Em sua "Balada", Goldin retrata a si mesma e a seus amigos em festas épicas, de saltos pisando carpetes encardidos, roxos nos olhos, cabelos ensebados, injeções de heroína e sexo explícito, tendo até um ato de autofelação.
Mas ela não o faz para chocar. Sua trilha sonora -que vai de uma missa entoada por Björk aos berros de James Brown em "It's a Man's Man's World"- conduz o olhar por cenas de seu cotidiano desregrado. Goldin não glamouriza o submundo de drogas e sexo de Nova York.
Ela constrói uma espécie de antropologia afetiva com cenas chocantes diluídas num retrato que pende mais para a dor. Homens e mulheres espancados por seus amantes, o êxtase já erodido das drogas e imagens de fim de festa parecem gritar mais alto que os raros momentos de hedonismo que retrata.

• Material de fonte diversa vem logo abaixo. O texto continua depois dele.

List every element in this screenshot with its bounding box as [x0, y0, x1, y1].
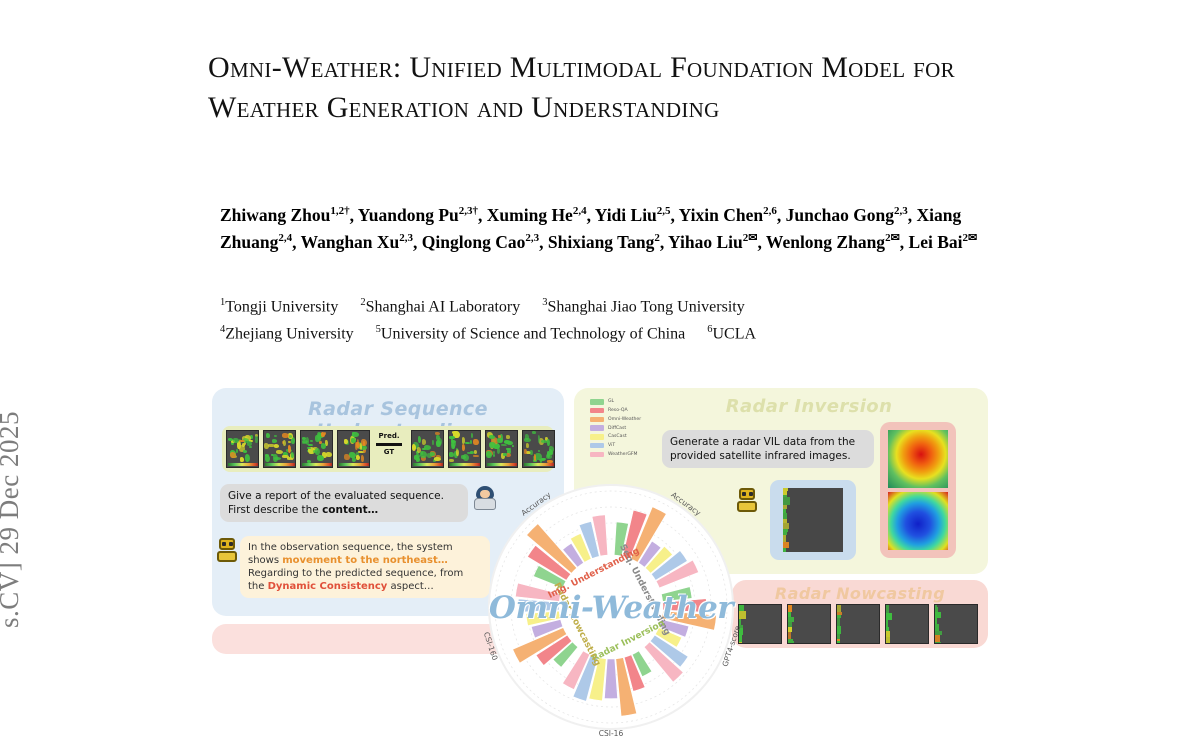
- pred-gt-divider: Pred.GT: [374, 432, 404, 466]
- legend-label: DiffCast: [608, 426, 626, 431]
- question-bubble-sequence: Give a report of the evaluated sequence.…: [220, 484, 468, 522]
- panel-heading-radar-inversion: Radar Inversion: [704, 396, 914, 417]
- radar-frame-strip: Pred.GT: [222, 426, 554, 472]
- author-name: Lei Bai2✉: [909, 232, 978, 252]
- chart-tick-label: CSI-16: [599, 729, 624, 736]
- legend-item: Reso-QA: [590, 407, 664, 415]
- answer-highlight-movement: movement to the northeast…: [282, 555, 448, 566]
- legend-swatch: [590, 408, 604, 414]
- nowcasting-frame: [934, 604, 978, 644]
- omni-weather-wordmark: Omni-Weather: [482, 590, 740, 626]
- legend-label: GL: [608, 399, 614, 404]
- question-bubble-inversion: Generate a radar VIL data from the provi…: [662, 430, 874, 468]
- chart-legend: GLReso-QAOmni-WeatherDiffCastCasCastViTW…: [590, 398, 664, 459]
- author-name: Zhiwang Zhou1,2†,: [220, 205, 358, 225]
- answer-highlight-dynamic-consistency: Dynamic Consistency: [268, 581, 388, 592]
- radar-frame: [263, 430, 296, 468]
- author-name: Xuming He2,4,: [487, 205, 595, 225]
- radar-frame: [448, 430, 481, 468]
- legend-label: Omni-Weather: [608, 417, 641, 422]
- legend-swatch: [590, 425, 604, 431]
- satellite-infrared-image-2: [888, 492, 948, 550]
- legend-item: GL: [590, 398, 664, 406]
- author-name: Yidi Liu2,5,: [595, 205, 679, 225]
- legend-label: Reso-QA: [608, 408, 628, 413]
- author-list: Zhiwang Zhou1,2†, Yuandong Pu2,3†, Xumin…: [220, 200, 1010, 255]
- author-name: Wenlong Zhang2✉,: [766, 232, 909, 252]
- legend-swatch: [590, 452, 604, 458]
- affiliation-item: 4Zhejiang University: [220, 318, 354, 345]
- inversion-input-image-container: [770, 480, 856, 560]
- legend-label: WeatherGFM: [608, 452, 638, 457]
- author-name: Shixiang Tang2,: [548, 232, 668, 252]
- satellite-infrared-images-container: [880, 422, 956, 558]
- satellite-infrared-image-1: [888, 430, 948, 488]
- nowcasting-frame: [885, 604, 929, 644]
- legend-item: Omni-Weather: [590, 416, 664, 424]
- legend-item: WeatherGFM: [590, 451, 664, 459]
- author-name: Wanghan Xu2,3,: [301, 232, 422, 252]
- legend-item: DiffCast: [590, 424, 664, 432]
- robot-avatar-sequence: [216, 538, 238, 562]
- legend-item: CasCast: [590, 433, 664, 441]
- legend-swatch: [590, 443, 604, 449]
- legend-swatch: [590, 417, 604, 423]
- circular-bar-chart: AccuracyGPT4-scoreCSI-16CSI-160AccuracyS…: [482, 478, 740, 736]
- paper-body: Omni-Weather: Unified Multimodal Foundat…: [0, 0, 1200, 648]
- affiliation-item: 6UCLA: [707, 318, 756, 345]
- page-title: Omni-Weather: Unified Multimodal Foundat…: [208, 48, 998, 128]
- author-name: Qinglong Cao2,3,: [422, 232, 548, 252]
- radar-frame: [522, 430, 555, 468]
- nowcasting-frame: [787, 604, 831, 644]
- answer-bubble-sequence: In the observation sequence, the system …: [240, 536, 490, 598]
- question-text-inversion: Generate a radar VIL data from the provi…: [670, 436, 855, 462]
- question-text-sequence-bold: content…: [322, 504, 378, 516]
- legend-label: ViT: [608, 443, 615, 448]
- panel-heading-radar-nowcasting: Radar Nowcasting: [732, 584, 988, 603]
- affiliation-list: 1Tongji University2Shanghai AI Laborator…: [220, 291, 1010, 346]
- author-name: Yuandong Pu2,3†,: [358, 205, 487, 225]
- radar-frame: [226, 430, 259, 468]
- legend-swatch: [590, 434, 604, 440]
- legend-swatch: [590, 399, 604, 405]
- radar-vil-output-image: [783, 488, 843, 552]
- legend-label: CasCast: [608, 434, 627, 439]
- author-name: Junchao Gong2,3,: [786, 205, 917, 225]
- affiliation-item: 2Shanghai AI Laboratory: [360, 291, 520, 318]
- panel-radar-nowcasting: Radar Nowcasting: [732, 580, 988, 648]
- affiliation-item: 5University of Science and Technology of…: [376, 318, 686, 345]
- radar-frame: [411, 430, 444, 468]
- nowcasting-frame: [738, 604, 782, 644]
- affiliation-item: 1Tongji University: [220, 291, 338, 318]
- author-name: Yihao Liu2✉,: [668, 232, 766, 252]
- author-name: Yixin Chen2,6,: [679, 205, 786, 225]
- answer-text-part3: aspect…: [387, 581, 433, 592]
- legend-item: ViT: [590, 442, 664, 450]
- affiliation-item: 3Shanghai Jiao Tong University: [542, 291, 744, 318]
- radar-frame: [485, 430, 518, 468]
- radar-frame: [300, 430, 333, 468]
- radar-frame: [337, 430, 370, 468]
- teaser-figure: Radar Sequence Understanding Pred.GT Giv…: [212, 388, 988, 648]
- nowcasting-frame: [836, 604, 880, 644]
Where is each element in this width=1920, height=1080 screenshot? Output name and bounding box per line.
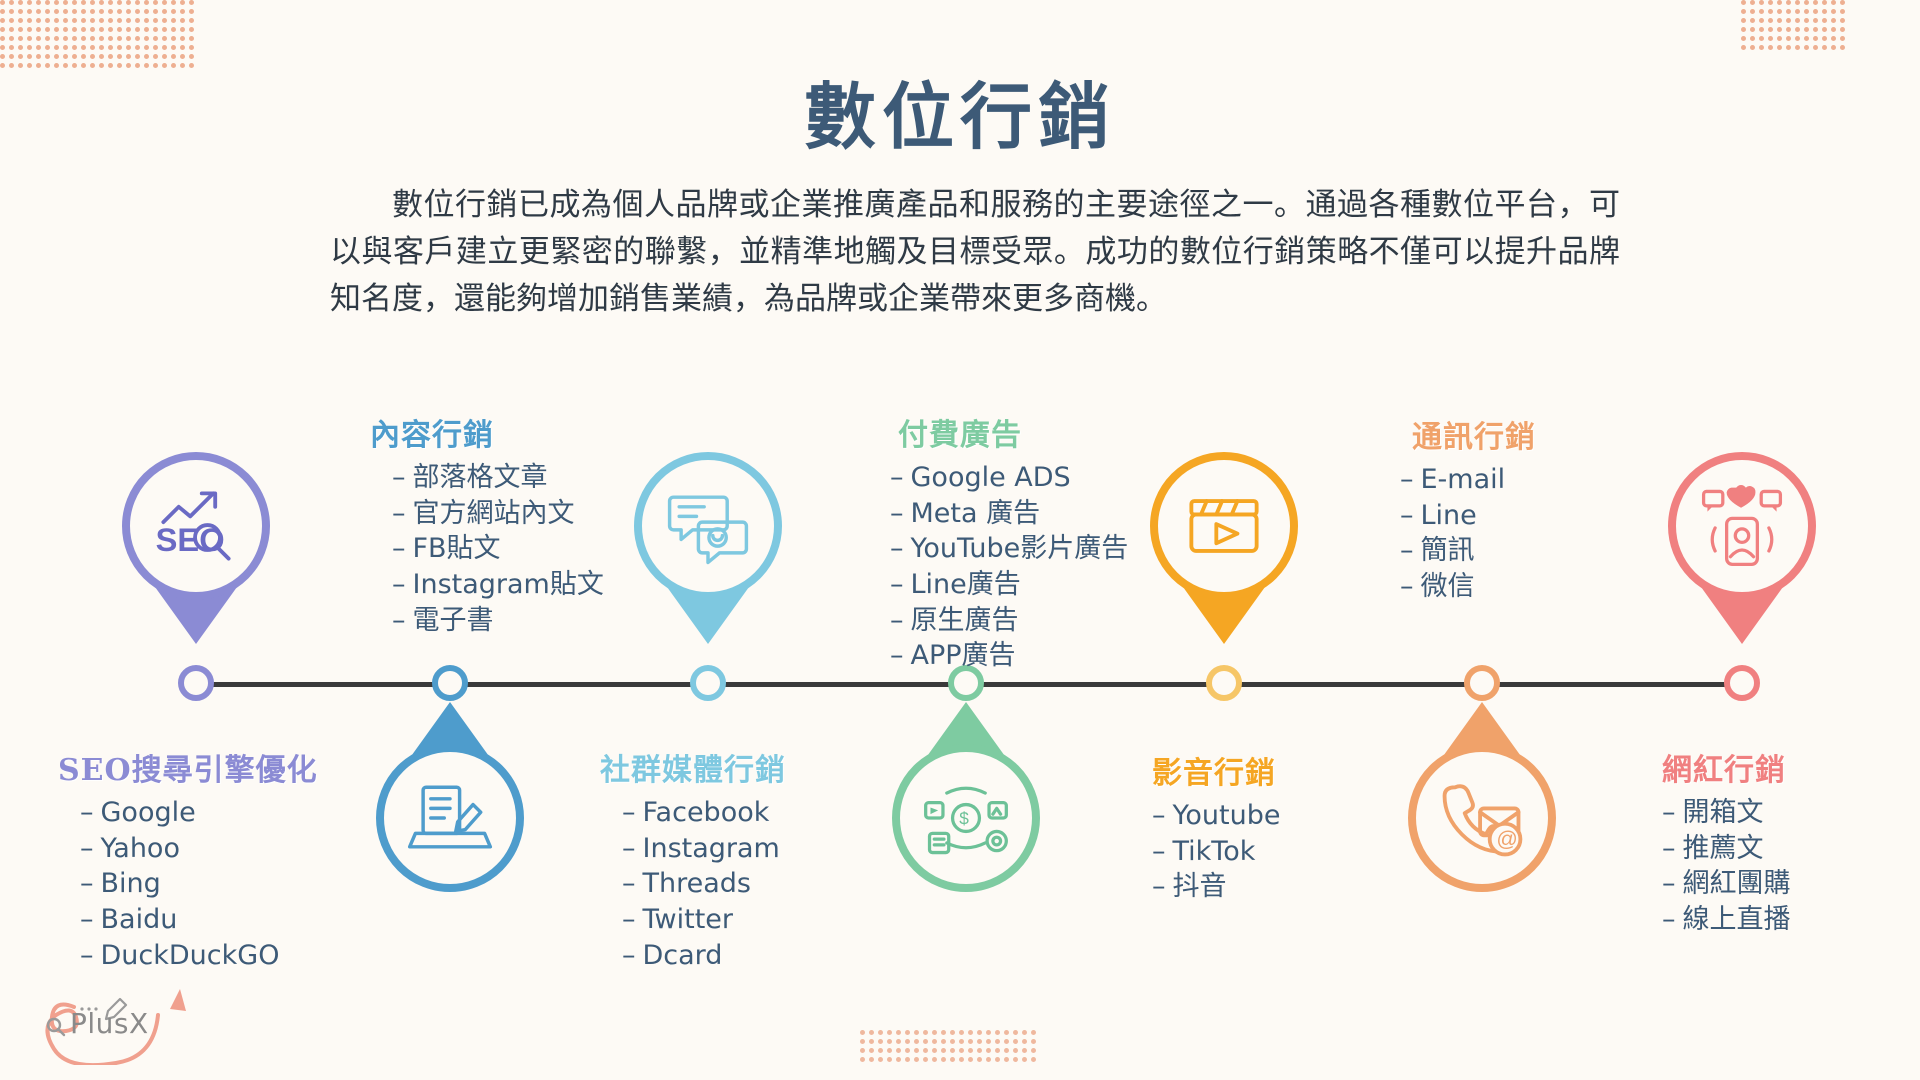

"É diferente do olhar de um repórter", diz Lígia Canongia, curadora da mostra. "Não é um olhar observador, é um olhar envolvido, de cúmplice, como se a câmera pudesse tocar naquelas pessoas."
Mesmo na série em que retrata os travestis de Nova York, mais marcada pela teatralidade do que por aspectos documentais, Goldin estabelece essa cumplicidade com o retratado. Mostra a construção desses personagens, de perucas, seios fajutos, maquiagem pesada.
E também registra suas aparições nas boates da época, a metamorfose completa.